A bone chip in his left hand suffered in 2018 may have been part of the reason why Jordan Spieth struggled for a good bit of time since his last victory on the PGA Tour at the 2017 Open.

Spieth, reluctant to give much detail or use it as an excuse, said Monday at the WGC-Dell Technologies Match Play Championship, admitted that he probably should have had the injury addressed through surgery, but opted not to do so. Instead, to avoid pain, he failed to make compensations in his grip that might have helped him play better golf. “Spieth first disclosed the injury to Golf Channel.

“It was something that (if) you can clean it out, it’s not going to make anything worse,” Spieth said in advance of this week’s tournament, which begins Wednesday at Austin Country Club in Texas. “It’s just a matter of how bad it’s bugging you and it was for a while there. Kind of in the spring of 2018 through that fall, and then it got a little better probably because I started swinging so poorly.

“I don’t feel it now, which is nice. Needed to work on some grip strength stuff. For the most part I started noticing it when (coach) Cameron (McCormick) was trying to get my grip strengthened and I just kept fighting him on it because it would hurt. I didn’t really know what to do and I just ended up playing through it.”

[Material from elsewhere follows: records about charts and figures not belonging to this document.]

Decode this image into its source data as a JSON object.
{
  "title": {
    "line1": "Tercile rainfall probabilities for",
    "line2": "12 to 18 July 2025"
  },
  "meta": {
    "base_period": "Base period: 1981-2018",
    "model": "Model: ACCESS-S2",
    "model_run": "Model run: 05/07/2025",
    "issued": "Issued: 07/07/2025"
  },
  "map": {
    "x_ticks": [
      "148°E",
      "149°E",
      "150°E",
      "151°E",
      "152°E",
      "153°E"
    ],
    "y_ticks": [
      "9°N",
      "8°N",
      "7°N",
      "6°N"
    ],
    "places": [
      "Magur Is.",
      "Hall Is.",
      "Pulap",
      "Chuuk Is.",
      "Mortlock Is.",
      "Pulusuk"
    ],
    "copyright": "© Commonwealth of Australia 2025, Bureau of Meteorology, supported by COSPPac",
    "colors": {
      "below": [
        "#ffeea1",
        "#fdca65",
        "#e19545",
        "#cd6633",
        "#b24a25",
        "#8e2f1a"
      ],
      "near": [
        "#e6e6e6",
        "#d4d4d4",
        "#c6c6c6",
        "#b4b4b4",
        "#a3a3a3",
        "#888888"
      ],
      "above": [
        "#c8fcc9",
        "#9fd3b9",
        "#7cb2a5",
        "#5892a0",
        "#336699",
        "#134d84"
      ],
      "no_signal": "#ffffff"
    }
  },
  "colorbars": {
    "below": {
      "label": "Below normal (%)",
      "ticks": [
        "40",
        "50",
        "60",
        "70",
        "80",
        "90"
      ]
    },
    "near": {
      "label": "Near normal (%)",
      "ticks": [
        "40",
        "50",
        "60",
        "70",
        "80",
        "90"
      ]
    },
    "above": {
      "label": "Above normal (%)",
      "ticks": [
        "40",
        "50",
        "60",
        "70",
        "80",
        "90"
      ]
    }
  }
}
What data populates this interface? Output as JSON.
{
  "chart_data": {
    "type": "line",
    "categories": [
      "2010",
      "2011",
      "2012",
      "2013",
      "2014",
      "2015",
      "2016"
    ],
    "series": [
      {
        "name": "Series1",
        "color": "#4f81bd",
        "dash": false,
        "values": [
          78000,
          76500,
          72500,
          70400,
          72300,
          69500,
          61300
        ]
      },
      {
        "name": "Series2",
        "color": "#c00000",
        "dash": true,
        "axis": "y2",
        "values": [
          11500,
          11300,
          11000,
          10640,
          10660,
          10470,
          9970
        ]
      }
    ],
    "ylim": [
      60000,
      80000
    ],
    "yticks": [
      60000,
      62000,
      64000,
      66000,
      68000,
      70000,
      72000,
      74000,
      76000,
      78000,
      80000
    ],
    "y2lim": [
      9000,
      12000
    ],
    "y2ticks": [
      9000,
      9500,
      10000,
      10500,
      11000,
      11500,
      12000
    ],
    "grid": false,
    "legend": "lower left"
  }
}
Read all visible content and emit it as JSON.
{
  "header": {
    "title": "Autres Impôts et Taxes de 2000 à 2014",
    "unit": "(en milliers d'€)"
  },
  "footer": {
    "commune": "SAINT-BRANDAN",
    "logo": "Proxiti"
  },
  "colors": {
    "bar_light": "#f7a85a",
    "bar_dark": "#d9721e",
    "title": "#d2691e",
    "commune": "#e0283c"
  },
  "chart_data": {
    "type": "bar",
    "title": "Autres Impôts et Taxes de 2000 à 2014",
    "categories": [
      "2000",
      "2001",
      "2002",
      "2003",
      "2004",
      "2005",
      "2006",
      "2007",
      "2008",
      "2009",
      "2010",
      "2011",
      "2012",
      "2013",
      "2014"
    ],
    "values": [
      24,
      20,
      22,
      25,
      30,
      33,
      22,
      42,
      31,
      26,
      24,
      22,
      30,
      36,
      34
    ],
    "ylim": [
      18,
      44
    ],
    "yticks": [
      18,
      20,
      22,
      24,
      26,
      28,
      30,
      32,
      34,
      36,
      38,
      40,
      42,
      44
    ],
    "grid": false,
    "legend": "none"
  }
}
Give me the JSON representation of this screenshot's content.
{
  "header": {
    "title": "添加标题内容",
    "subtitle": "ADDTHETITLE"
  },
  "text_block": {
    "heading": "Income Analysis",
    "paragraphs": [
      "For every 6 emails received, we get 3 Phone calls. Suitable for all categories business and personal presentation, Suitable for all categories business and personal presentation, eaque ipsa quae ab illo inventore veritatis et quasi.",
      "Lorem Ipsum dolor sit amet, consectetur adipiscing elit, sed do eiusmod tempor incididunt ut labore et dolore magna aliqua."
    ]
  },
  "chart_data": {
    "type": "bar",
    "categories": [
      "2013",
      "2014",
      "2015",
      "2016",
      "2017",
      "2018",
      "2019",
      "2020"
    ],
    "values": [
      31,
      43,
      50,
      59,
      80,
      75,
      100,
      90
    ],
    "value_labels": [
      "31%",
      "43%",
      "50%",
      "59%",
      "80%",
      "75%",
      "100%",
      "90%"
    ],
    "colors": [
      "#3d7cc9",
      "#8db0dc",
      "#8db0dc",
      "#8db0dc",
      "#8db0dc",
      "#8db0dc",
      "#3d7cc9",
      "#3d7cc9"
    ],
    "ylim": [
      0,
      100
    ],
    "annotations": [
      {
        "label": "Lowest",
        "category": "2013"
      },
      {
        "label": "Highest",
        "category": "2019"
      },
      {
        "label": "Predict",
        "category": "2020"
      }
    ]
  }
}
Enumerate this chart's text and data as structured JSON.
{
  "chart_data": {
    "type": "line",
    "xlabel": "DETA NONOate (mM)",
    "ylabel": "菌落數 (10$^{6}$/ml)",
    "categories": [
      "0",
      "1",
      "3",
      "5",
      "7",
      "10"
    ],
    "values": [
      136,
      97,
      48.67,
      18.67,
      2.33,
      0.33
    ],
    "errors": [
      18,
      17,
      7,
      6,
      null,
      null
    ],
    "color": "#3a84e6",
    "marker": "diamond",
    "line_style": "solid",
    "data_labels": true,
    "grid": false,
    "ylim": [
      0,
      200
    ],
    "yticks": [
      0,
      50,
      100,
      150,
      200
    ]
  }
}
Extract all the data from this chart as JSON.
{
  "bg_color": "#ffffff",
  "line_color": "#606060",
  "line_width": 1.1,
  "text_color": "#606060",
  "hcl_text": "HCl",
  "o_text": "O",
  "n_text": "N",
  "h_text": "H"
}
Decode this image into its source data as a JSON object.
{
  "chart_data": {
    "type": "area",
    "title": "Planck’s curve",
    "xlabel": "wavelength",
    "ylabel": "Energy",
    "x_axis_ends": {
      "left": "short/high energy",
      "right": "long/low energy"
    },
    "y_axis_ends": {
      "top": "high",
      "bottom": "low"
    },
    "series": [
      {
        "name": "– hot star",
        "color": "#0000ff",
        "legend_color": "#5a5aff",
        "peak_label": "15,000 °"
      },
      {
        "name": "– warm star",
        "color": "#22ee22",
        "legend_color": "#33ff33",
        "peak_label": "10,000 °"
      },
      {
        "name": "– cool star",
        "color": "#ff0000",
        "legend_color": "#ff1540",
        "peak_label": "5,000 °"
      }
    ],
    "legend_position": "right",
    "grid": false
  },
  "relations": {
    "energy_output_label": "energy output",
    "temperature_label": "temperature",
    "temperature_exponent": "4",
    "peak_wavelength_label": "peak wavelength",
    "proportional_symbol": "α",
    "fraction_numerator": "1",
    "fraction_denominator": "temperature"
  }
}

Although Spieth was tied for the 54-hole lead at the 2018 Open before tying for ninth, he rarely contended for a stretch that lasted into this year and saw him drop to 92nd in the world after he missed the cut at the Farmers Insurance Open in January.

But he’s been on a bit of resurgence since, contending in consecutive tournaments, finishing tied for fourth at the Waste Management Phoenix Open and tied for third at the AT&T Pebble Beach National Pro-Am. Spieth was also 15th at the Genesis Invitational and he tied for fourth at the Arnold Palmer Invitational before a tie for 48th at the Players Championship. In 2019, Spieth’s driving and approach to the green statistics fell outside of the top 140 on the PGA Tour. He also acknowledged putting issues that he said had nothing to do with his hand.

“It was 100 percent responsible for me not being able to strengthen my grip, which in turn then is probably normally the first thing guys go to, if something gets a little bit off is, all right, where in my setup are things different,” he said. “And if that’s one of the things, that’s going to impact how everything feels.

“I’ve swung it enough the right way, when it’s not the right way my brain’s like, wow, something’s out of position, what is it. And I could shoot 5-under, but for four straight rounds to have to time it up a lot more and be consistent, it’s that much harder. So it was very much a reason, but I mean, everybody’s got some reason for something that they get off. That was mine, and I certainly could have handled it differently and feel good that right now it’s not an issue.”